Les Rogations

Les rogations
Les Rogations, fêtes catholiques, encore vivement observées dans les années 1970, sont totalement tombées en désuétude et dans l'oubli. D'une part, l'agriculture a  évolué de façon fulgurante et les villages agraires ont disparu avec leurs curés. D'autre part, la notion de fête traditionnelle n'est plus comprise et depuis les réformes diverses et profondes menées depuis le Concile Vatican II par l'Eglise, le calendrier et le Sanctoral  ont été vidés des premiers saints considérés liés à la mythologie locale, en France notamment. Or, en épurant sa liturgie, l'Eglise, a définitivement abattu un pan entier des traditions françaises, mais aussi les puissants symboles, supports de dévotion et de mystère qui ont entretenu le sacré.

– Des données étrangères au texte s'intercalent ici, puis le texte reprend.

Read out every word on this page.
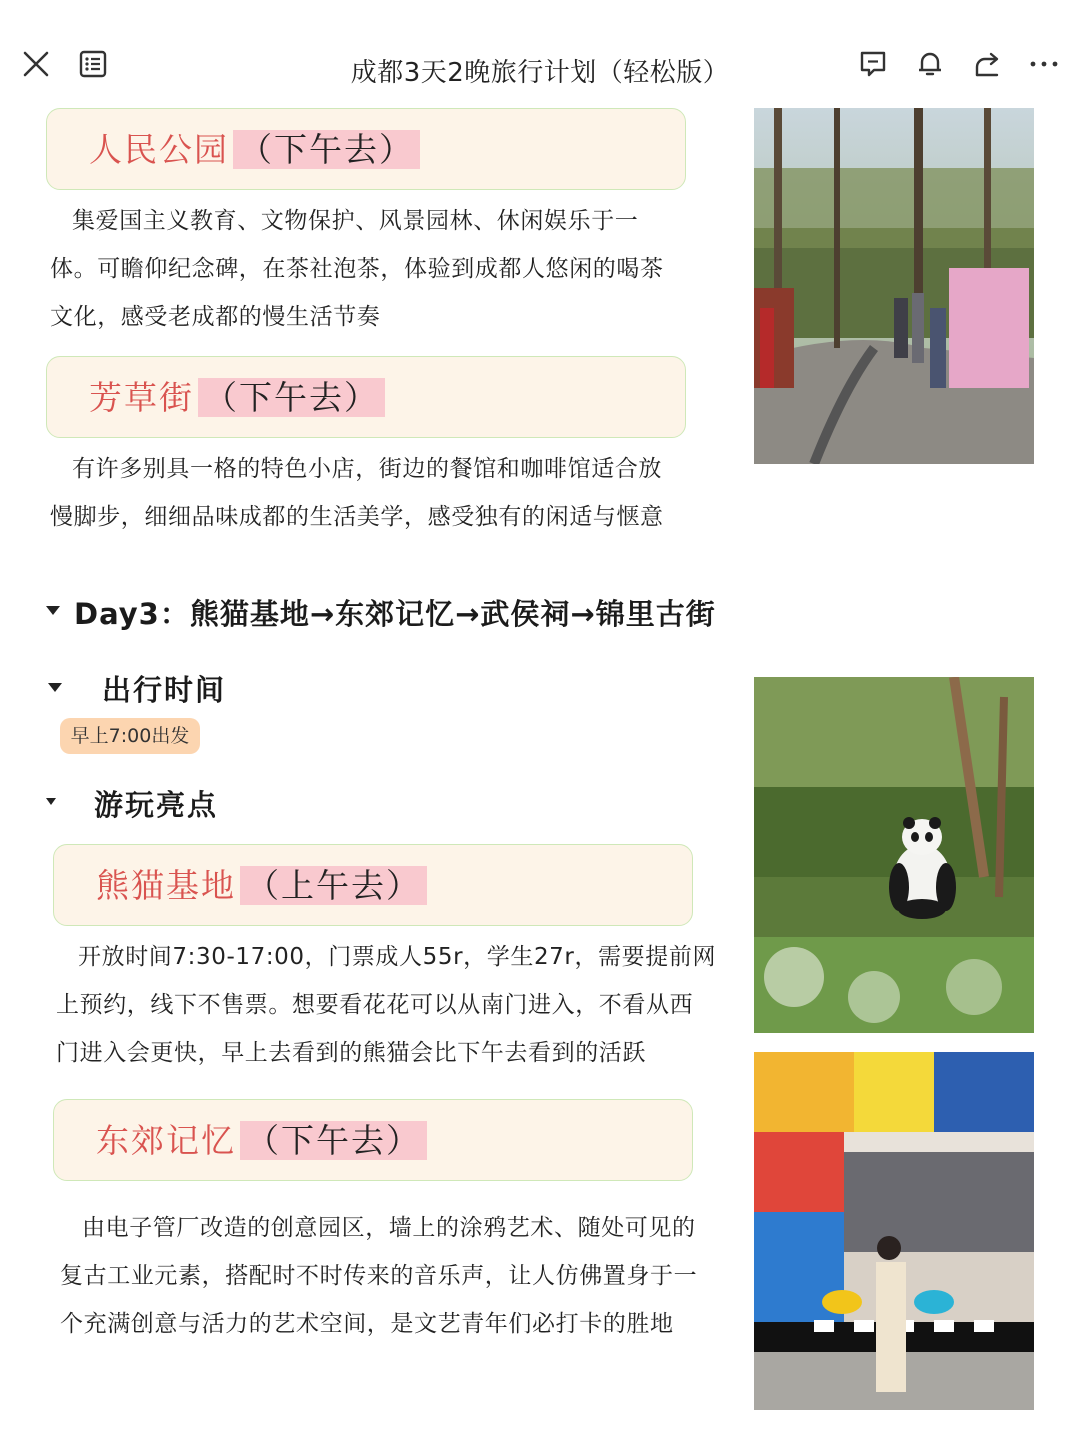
成都3天2晚旅行计划（轻松版）
人民公园 （下午去）

集爱国主义教育、文物保护、风景园林、休闲娱乐于一

体。可瞻仰纪念碑，在茶社泡茶，体验到成都人悠闲的喝茶

文化，感受老成都的慢生活节奏

芳草街 （下午去）

有许多别具一格的特色小店，街边的餐馆和咖啡馆适合放

慢脚步，细细品味成都的生活美学，感受独有的闲适与惬意

Day3：熊猫基地→东郊记忆→武侯祠→锦里古街
出行时间
早上7:00出发
游玩亮点
熊猫基地 （上午去）

开放时间7:30-17:00，门票成人55r，学生27r，需要提前网

上预约，线下不售票。想要看花花可以从南门进入，不看从西

门进入会更快，早上去看到的熊猫会比下午去看到的活跃

东郊记忆 （下午去）

由电子管厂改造的创意园区，墙上的涂鸦艺术、随处可见的

复古工业元素，搭配时不时传来的音乐声，让人仿佛置身于一

个充满创意与活力的艺术空间，是文艺青年们必打卡的胜地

Les risques de gelées matinales subites  sont fréquentes au mois de  Mai, même fleuri. L’hiver n'est plus, mais  le froid tente d'ultimes attaques contre le retour ees températures clémentes du jeune Printemps. Le passage d'une saison à l'autre est toujours dangereux. C'est aux aurores que les matins surprennent !

La Lune Rousse tant redoutée par les agriculteurs et les jardiniers est propice aux retombées brutales,  ô combien désastreuses pour nos frêles plantations ou pour nos vergers en fleurs.  Mai est un mois d'orages. La fonte des neiges des hauteurs provoquer souvent des inondations. L'hiver  veut s’attarder avec ses méfaits au dépend du travail de la terre. Il n'y a pas si longtemps c’est à la bonté céleste que les campagnes s’en remettaient en pratiquant les processions des Rogations et en intercédant les célèbres Saints de Glace protecteurs des cultures.

Cette météorologie chaotique agit aux environs des 11, 12 et 13 Mai, à la Saint Pankras, la Saint Servais et la Saint Boniface. Les Rogations furent au temps du calendrier Julien  réglées par la Lune, mais le calendrier Grégorien les a fixées définitivement à ces dates. Ainsi elles ne coïncident  plus avec les jours de fête des Saints de Glace même. Peu importe la nature ne se soumet à aucun décalage calendaire.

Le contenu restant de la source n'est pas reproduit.